Good. We need more meetings on this issue for people of all points of view. The language law is serious business and needs to be debated publicly. One point that could be considered is how stringently the nation needs to preserve a "national" language that was organized and written down by Germans 150 years ago, and like English and many other languages, has words to reflect the ethnicities of former residents of Latvia - Polish, Swedish, German and Russian. Still, that Latvian is the national ethnic language of Latvia is for Latvia to decide as it is the right of any other sovereign nation. Concommitant with the privilege goes the cost.

We need to consider that six classes of language regulations divide the population more solidly into two classes.
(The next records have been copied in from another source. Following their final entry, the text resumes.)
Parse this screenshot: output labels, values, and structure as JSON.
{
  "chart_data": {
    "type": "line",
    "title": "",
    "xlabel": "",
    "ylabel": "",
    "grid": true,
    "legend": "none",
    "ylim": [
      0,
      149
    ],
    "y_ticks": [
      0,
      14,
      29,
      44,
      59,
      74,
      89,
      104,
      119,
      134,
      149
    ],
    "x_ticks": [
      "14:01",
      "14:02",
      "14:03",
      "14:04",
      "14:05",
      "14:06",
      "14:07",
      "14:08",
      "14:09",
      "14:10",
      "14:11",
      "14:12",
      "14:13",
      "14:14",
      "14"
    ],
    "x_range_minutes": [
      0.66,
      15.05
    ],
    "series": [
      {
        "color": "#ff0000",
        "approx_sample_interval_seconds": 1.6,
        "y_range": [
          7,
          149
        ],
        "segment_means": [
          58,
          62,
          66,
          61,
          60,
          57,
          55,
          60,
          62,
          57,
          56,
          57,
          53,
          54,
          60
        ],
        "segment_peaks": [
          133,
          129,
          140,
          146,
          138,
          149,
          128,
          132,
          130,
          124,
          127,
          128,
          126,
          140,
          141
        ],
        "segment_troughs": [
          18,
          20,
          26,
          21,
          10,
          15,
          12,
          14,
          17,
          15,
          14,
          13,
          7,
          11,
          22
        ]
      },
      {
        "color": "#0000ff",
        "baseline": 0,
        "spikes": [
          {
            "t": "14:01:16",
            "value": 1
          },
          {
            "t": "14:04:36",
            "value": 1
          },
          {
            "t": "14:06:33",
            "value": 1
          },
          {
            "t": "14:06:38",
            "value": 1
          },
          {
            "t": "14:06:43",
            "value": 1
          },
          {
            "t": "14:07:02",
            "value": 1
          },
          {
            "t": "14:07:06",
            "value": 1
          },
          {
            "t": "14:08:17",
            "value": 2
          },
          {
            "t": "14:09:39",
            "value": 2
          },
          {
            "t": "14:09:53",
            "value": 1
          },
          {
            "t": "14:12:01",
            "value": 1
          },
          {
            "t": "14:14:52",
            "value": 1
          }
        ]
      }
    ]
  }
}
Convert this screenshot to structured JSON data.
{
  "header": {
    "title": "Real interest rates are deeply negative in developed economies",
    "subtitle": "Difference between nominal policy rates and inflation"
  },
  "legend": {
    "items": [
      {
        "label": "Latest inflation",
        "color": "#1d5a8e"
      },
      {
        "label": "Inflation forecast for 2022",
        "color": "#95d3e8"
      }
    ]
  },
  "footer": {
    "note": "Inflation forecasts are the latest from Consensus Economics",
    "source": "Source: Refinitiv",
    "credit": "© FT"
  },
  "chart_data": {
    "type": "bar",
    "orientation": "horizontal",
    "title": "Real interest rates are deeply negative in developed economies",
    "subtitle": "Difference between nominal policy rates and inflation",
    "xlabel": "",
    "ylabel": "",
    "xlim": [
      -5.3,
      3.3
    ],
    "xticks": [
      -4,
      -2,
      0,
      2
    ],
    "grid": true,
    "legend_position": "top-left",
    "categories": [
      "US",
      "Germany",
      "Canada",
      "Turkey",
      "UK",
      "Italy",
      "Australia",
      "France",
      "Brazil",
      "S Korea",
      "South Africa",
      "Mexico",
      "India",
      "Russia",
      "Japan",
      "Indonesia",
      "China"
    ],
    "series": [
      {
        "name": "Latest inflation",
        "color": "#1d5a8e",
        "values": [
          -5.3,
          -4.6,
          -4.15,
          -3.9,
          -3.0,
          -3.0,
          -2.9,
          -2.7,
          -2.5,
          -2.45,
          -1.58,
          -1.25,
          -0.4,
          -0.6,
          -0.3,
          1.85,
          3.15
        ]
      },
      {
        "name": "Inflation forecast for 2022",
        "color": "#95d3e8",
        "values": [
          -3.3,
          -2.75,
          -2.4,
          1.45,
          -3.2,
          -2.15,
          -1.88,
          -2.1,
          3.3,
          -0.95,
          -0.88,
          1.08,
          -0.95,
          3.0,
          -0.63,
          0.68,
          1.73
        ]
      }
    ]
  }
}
Six equals two in a step further into the historical divisiveness advanced for good or bad by citizenship laws.

Better heads than ours have noted that the language law and the citizenship issue have set Latvia on a path where a trend is that one group will dominate government and the other will dominate business activities.

Of greater concern is the native Russian-speaking population's perception of a defeat of expectations and disillusionment with the proceeds of independence. Feelings that hopes have not been met, that one group is now simply on the down side of the see saw make both sides of the question ripe for manipulation from within the country and without.

Again, many nations have language laws and are happy with them. Perhaps Latvia needs to try harder to find the elusive, defensible degree of enforcement and regulation that a forward-thinking majority can swallow and then chant in unity, Latvija! Uzvara!